Con Odio l’amore, ma forse no, romanzo d’esordio dell’autrice (nonché collega blogger) Lidia Ottelli, è andata più o meno in questo modo: qualche sera fa ho acceso l’ereader, ho aperto il file del romanzo, i miei occhi hanno cominciato a scorrere da sinistra a destra attraverso le prime battute della storia… e ahimè quelle poche frasi sono riuscite a tacitare una schiera di neuroni esultanti che non speravano altro che di amare questo romanzo.

Non so se sia la pillola o il fatto che più s’invecchia più si diventa perverse, ma io adoro il sesso senza complicazioni.
«Continua, ci sono quasi».
Niente male questo Enrico, oppure è Luca o Roberto… mmm, sono una frana con i nomi.
Questa testa nera che si muove tra le mie cosce l’ho incontrata in palestra.
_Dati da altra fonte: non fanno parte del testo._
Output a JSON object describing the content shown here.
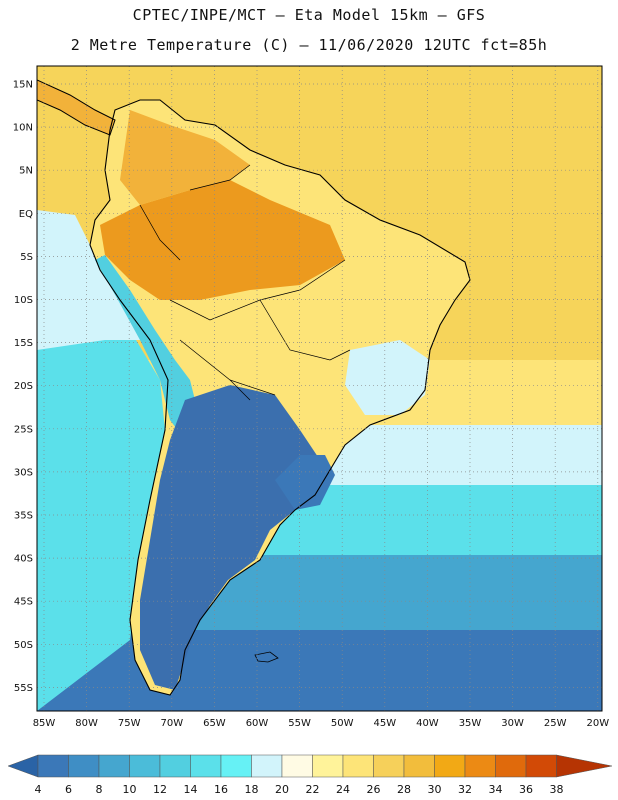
{
  "header": {
    "line1": "CPTEC/INPE/MCT –  Eta Model 15km – GFS",
    "line2": "2 Metre Temperature (C) – 11/06/2020 12UTC fct=85h"
  },
  "axes": {
    "lat_labels": [
      "15N",
      "10N",
      "5N",
      "EQ",
      "5S",
      "10S",
      "15S",
      "20S",
      "25S",
      "30S",
      "35S",
      "40S",
      "45S",
      "50S",
      "55S"
    ],
    "lon_labels": [
      "85W",
      "80W",
      "75W",
      "70W",
      "65W",
      "60W",
      "55W",
      "50W",
      "45W",
      "40W",
      "35W",
      "30W",
      "25W",
      "20W"
    ]
  },
  "colorbar": {
    "labels": [
      "4",
      "6",
      "8",
      "10",
      "12",
      "14",
      "16",
      "18",
      "20",
      "22",
      "24",
      "26",
      "28",
      "30",
      "32",
      "34",
      "36",
      "38"
    ],
    "colors": [
      "#2a63a6",
      "#3b78b8",
      "#3f8ec5",
      "#45a6cf",
      "#4bbcd9",
      "#52cfe0",
      "#5be0ea",
      "#66f1f5",
      "#d2f4fb",
      "#fffbe4",
      "#fff39a",
      "#fde478",
      "#f6d05a",
      "#f2bd3c",
      "#f2a915",
      "#ec8a14",
      "#e06a0c",
      "#d24a06",
      "#b63403"
    ],
    "colors_note": "first=under-range arrow, last=over-range arrow"
  },
  "map": {
    "ocean_colors": {
      "tropical": "#f6d45a",
      "subtropical": "#fde478",
      "transition": "#d2f4fb",
      "mid": "#5be0ea",
      "cool": "#45a6cf",
      "cold": "#3b78b8"
    },
    "land_colors": {
      "amazon_hot": "#ec9a1e",
      "north_warm": "#f2b23a",
      "central_brazil": "#fde478",
      "southeast": "#d2f4fb",
      "andes": "#52cfe0",
      "southern_cone": "#3b6fae",
      "patagonia": "#2f5f9f"
    }
  }
}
Tutto muscoli e poco cervello, l’ideale per una notte.
No problemi.
No fidanzato.
No famiglia.
No matrimonio.
Sì scopatina mordi e fuggi.
«Vengo! Sì!».

Non è sempre facile dover ammettere che un romanzo non piace, soprattutto quando ci sono grandi aspettative, tanto dai lettori quando dallo stesso autore. Sarebbe stato mille volte più semplice unirmi al folto gruppo di donzelle che ha sommerso il romanzo di ottime recensioni, ma essere ipocrita non è da me, lo sapete. Sono una pecorella nera.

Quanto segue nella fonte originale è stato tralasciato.